La prossimità, infatti, oltre che valore, ha pure un buon sapore.

E i progetti ne hanno risaltato il gusto.

Progetti diversi ma, proprio per questo, d’incontro.

Progetti che, nella loro diversità, hanno avuto la forza di richiamare persone distanti tra loro ma vicine d’idee e d’intenti.

Progetti con nomi indovinati che dichiaravano immediatamente il loro contenuto.

Come ad esempio quello presentato da Viola: “Liberiamo il segno”. Dove si respirava l’intenzione di facilitare la partecipazione e l’integrazione.

Oppure quello di Henry: “Tutti sopra un cielo”. Un invito perché l’arte sia linguaggio di relazioni autentiche e rispettose dell’altruità.

E che dire del progetto presentato da Elisa: “Rollover Beethoven”. Un progetto indovinato nella sua accattivante mistura.

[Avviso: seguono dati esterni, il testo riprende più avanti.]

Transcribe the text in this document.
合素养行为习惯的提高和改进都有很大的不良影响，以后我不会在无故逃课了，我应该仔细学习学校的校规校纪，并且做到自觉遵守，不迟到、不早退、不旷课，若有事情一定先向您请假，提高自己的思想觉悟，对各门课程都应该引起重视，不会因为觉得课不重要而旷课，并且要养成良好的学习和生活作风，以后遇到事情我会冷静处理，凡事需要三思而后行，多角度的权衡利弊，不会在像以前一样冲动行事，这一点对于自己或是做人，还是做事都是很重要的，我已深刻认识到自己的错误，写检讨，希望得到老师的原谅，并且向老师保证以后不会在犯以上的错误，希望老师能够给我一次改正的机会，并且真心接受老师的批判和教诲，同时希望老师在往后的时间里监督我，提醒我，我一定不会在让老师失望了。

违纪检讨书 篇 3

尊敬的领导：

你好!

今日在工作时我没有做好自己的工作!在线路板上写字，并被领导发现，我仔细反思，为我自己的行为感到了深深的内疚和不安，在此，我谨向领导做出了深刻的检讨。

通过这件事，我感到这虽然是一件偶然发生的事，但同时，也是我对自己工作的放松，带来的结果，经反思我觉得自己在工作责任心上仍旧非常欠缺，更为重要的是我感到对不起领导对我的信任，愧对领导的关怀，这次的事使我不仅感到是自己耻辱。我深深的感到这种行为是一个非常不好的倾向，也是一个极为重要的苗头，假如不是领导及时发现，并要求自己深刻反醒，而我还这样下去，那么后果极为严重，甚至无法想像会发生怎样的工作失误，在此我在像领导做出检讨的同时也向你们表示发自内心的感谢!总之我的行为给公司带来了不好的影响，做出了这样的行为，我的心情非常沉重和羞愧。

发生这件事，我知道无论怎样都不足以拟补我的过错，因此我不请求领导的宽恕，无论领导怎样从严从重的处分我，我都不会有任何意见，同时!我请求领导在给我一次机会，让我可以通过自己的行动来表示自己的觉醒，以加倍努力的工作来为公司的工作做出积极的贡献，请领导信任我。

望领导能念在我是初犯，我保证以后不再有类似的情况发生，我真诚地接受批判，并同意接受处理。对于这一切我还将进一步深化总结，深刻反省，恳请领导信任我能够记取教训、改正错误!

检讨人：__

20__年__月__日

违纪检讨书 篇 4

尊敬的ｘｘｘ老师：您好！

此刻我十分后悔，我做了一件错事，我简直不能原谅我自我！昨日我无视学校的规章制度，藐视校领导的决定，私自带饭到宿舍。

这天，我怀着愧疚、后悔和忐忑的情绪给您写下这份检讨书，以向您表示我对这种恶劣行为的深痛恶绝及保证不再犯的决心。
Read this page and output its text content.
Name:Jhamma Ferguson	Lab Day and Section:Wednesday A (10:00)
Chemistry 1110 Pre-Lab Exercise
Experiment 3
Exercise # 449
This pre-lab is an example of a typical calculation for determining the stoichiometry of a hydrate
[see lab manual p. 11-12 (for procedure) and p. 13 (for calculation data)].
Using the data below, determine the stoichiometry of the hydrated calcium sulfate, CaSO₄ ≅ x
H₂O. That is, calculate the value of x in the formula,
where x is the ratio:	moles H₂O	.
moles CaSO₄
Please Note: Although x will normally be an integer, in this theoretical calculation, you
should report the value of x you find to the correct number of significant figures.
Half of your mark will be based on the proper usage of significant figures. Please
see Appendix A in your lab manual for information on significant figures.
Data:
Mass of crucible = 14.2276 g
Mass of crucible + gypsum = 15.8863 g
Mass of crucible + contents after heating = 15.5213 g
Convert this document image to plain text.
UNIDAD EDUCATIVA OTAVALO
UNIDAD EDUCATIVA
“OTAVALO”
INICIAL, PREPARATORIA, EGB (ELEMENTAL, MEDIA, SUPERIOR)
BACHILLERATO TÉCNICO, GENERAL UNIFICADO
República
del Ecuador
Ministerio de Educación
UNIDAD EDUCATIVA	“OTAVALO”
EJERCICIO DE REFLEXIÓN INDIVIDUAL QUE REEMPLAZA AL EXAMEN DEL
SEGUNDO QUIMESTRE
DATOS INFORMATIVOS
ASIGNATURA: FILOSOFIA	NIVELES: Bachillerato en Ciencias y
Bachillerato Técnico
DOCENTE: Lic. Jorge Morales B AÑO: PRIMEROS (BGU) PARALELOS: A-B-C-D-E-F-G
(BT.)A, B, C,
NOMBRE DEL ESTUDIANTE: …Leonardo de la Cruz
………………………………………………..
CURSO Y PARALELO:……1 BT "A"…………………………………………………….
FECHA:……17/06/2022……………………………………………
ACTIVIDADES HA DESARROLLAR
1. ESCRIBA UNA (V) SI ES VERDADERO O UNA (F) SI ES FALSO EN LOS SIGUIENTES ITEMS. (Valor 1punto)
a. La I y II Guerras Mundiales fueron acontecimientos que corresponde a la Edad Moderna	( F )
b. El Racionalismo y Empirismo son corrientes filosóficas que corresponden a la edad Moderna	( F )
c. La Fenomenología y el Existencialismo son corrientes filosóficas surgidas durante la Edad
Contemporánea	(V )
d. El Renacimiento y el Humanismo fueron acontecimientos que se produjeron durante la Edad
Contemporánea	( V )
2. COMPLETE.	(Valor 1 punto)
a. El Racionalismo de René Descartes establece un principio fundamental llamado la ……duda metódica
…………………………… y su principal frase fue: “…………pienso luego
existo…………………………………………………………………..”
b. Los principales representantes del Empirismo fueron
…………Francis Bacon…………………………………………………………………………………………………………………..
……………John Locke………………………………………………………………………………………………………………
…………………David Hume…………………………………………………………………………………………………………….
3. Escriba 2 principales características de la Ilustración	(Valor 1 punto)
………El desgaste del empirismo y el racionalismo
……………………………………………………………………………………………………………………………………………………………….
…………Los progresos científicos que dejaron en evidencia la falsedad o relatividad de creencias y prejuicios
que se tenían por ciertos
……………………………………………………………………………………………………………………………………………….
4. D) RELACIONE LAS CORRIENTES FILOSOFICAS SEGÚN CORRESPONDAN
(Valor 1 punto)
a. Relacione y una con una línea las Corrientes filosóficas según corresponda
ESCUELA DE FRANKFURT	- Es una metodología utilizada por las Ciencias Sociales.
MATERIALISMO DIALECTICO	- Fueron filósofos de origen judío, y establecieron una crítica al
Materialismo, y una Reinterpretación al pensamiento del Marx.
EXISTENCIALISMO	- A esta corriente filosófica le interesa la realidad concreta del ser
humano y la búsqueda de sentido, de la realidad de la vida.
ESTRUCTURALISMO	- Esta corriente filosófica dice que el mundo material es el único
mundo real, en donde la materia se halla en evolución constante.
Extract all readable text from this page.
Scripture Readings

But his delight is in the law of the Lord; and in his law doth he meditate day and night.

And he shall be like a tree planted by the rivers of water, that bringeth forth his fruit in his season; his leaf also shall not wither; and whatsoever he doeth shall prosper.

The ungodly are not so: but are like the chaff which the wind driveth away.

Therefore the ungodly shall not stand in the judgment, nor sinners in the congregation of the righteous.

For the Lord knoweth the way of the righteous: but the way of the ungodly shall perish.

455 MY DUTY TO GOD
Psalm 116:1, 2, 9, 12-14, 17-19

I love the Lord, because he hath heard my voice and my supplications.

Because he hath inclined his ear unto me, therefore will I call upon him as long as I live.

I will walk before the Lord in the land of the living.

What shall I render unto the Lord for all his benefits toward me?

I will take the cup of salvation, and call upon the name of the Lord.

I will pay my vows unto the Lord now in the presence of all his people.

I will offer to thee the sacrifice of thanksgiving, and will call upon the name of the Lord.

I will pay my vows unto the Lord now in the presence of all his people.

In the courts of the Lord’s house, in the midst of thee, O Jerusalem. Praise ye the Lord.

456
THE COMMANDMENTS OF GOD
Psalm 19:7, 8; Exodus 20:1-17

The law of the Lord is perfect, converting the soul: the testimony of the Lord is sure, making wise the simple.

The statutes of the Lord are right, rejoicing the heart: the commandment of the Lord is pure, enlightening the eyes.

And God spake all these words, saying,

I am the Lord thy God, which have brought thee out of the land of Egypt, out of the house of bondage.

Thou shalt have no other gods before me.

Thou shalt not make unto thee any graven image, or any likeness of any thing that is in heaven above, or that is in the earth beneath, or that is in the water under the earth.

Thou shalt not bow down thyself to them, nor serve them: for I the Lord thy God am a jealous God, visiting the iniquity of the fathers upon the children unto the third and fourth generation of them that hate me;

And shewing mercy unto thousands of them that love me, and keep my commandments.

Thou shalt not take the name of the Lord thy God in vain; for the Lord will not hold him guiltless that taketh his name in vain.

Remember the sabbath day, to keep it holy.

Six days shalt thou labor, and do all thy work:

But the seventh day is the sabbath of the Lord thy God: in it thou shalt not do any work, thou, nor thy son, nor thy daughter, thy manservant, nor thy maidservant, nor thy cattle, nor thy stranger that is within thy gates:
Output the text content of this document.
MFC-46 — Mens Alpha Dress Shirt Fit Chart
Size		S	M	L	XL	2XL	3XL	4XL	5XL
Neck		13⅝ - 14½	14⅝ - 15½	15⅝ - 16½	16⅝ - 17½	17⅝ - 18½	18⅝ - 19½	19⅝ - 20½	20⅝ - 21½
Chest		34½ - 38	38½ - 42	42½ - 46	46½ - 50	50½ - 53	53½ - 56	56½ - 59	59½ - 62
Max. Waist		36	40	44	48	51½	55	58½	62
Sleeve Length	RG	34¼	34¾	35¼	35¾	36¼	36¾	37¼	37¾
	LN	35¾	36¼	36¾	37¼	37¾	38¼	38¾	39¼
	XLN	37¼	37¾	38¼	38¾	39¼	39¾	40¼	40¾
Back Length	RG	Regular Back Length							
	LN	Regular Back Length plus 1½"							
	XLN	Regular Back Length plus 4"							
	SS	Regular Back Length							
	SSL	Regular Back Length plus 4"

Dove mischiare musica Rock e Classica diventa la formula magica per fare della musica un veicolo educativo.

Come anche il progetto di Rabah: “Il mondo”. Qui il veicolo diventa la fotografia. L’immagine che rapisce lo sguardo e interroga l’anima.

Senza contare il progetto presentato da Marta e dai suoi compagni di avventura: “L8 per una casa”. Dove il bisogno di trovare un luogo non è solo necessità di una sede, quanto soprattutto spazio di relazione e di narrazione.

Infine il progetto presentato da Davide: “Aggratis”. Di respiro ampio e diversificato. Lo sforzo di fare di un intero quartiere lo scenario dove vivere in solidarietà e vicinanza.

Terminata la presentazione dei progetti si è passati alla consumazione della “Soup”. È stato un momento tra i più indovinati della serata. Il momento in cui persone, mondi, storie, percorsi, differenti e sconosciuti si sono potuti mostrare, presentare, dichiarare, partecipare e perciò conoscere. Il momento in cui la prossimità oltre che parola, idea, intento è divenuta realtà tangibile e corpi in relazione.

Durante la cena si è potuto, tra l’altro, votare il progetto preferito e, una volta terminata, procedere con la premiazione. Il progetto più votato durante questa prima edizione del soup meeting è stato “Tutti sopra un cielo” di Henry che si è aggiundicato un microfinanziamento di 300 euro.

Soup Meeting Rassegna Soup Meeting Rassegna

Nonostante ciò ci è sembrato che, senza troppa retorica, sia stata una serata in cui hanno, davvero, vinto tutti.

Non è stata tanto una serata basata sulla competizione quanto sulla condivisione, e di questo ne siamo molto orgogliosi.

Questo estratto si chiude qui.